Dozens of Organizations Call on Virginia Tech to Reject Grad Student Endorsement of Israel Boycott
Nearly 80 nonprofit organizations called on Virginia Tech president Tim Sands on Tuesday to reject the recent endorsement by the schools graduate student senate of an academic and cultural boycott of Israel.
The Virginia Tech Graduate and Professional Student Senate (GPSS) passed a resolution in October accusing Israel of “apartheid, colonialism, and military occupation” and demanding that the Virginia Tech Foundation begin divesting from Israeli companies.
Tuesday’s letter — signed by groups including B’nai Brith International, World Jewish Congress North America, and the AMCHA Initiative — urged the school to guarantee that “no student will be impeded from studying about or in Israel, or subject to unfair discrimination or harassment, because of a boycott.”
It also cited a statement from President Sands defending “free speech rights” in response to the resolution’s passage.
“Your statement failed to recognize the possibility that GPSS members, many of whom serve as Graduate Teaching Assistants, may implement elements of the academic boycott on campus and in their own classrooms, in ways that that would directly and substantively harm undergraduates on your campus, particularly those who are Jewish and pro-Israel,” it said. “We urge you to take immediate steps to ensure that this does not happen at Virginia Tech.”
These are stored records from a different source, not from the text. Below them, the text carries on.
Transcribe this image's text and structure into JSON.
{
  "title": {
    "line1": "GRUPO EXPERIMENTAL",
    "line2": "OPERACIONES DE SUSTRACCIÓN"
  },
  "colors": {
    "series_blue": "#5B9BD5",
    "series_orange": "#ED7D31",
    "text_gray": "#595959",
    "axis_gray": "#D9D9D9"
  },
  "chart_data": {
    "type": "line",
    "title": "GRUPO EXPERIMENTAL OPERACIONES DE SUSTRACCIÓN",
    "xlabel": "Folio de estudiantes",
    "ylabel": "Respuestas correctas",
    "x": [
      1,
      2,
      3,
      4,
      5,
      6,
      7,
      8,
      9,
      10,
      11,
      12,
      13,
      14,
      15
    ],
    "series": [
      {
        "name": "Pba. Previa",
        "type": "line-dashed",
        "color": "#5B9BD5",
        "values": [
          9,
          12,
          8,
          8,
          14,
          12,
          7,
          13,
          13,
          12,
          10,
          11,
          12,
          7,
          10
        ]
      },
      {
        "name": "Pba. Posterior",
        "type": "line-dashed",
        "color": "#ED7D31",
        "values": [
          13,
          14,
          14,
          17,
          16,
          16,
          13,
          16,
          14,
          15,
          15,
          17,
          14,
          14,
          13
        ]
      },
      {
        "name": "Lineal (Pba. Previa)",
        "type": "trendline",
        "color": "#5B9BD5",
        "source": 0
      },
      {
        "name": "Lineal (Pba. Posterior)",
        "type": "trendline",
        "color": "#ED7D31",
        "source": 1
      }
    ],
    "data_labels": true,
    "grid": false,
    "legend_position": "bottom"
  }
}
Promoting the Boycott, Divestment and Sanctions movement at Virginia Tech, the groups argued, could mean the denial of letters of recommendation to students applying to study in Israel, disrupting or cancelling Israel related events, or eliminating study abroad trips to Israel.
“It’s crucial to understand that although an academic boycott of Israel targets Israeli universities and scholars, its implementation on US campuses such as Virginia Tech can’t help but violate the academic and civil rights of undergraduate students,” they said. “All of these actions directly subvert the educational opportunities and academic freedom of undergraduate students who want to study about or in Israel.”
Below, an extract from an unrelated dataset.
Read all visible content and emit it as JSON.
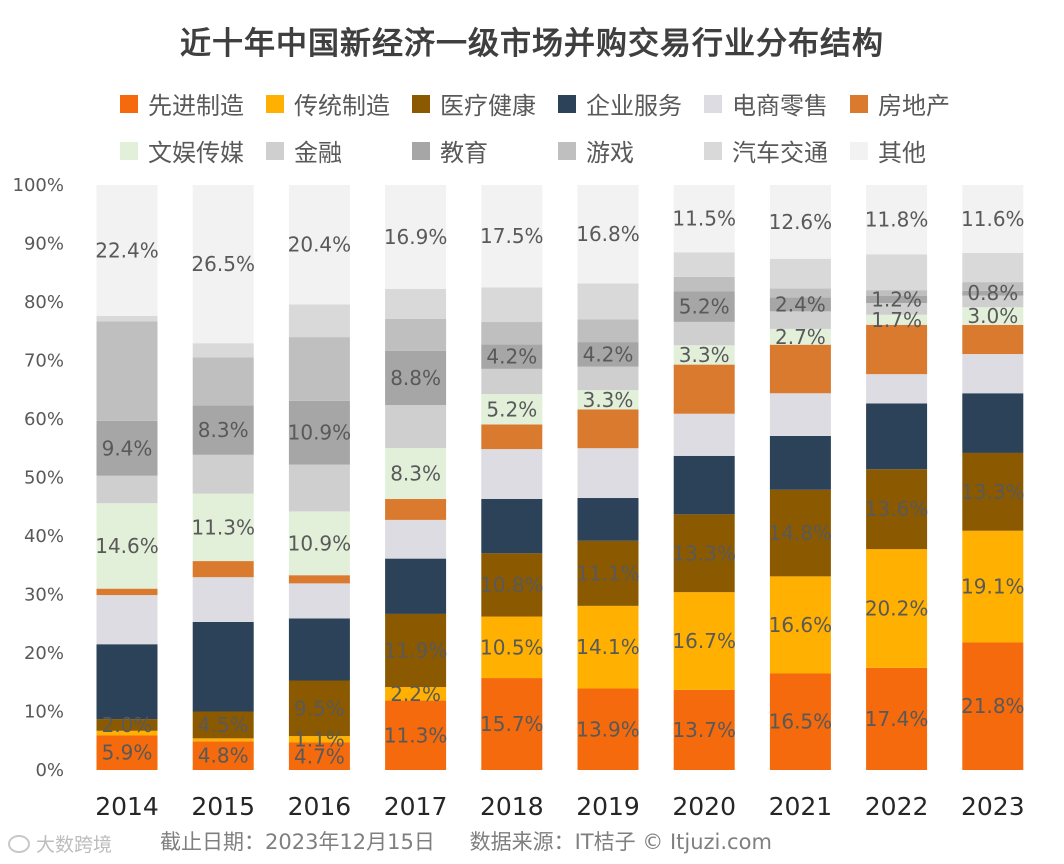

Responding to the GPSS move in an Oct. 29 statement, President Sands said, “Virginia Tech strongly supports the free speech rights of members in our community as well as organizations to express their opinions, regardless of whether as well as organizations to express their opinions, regardless of whether those views are widely shared or controversial.”
“Those who engage in debates on controversial issues can expect to be challenge,” he continued. “That said, there are legal boundaries that must not be crossed, and university policies with consequences for those who violate them. Everyone in our community should be free from harassment, discrimination, and physical threats to their safety.”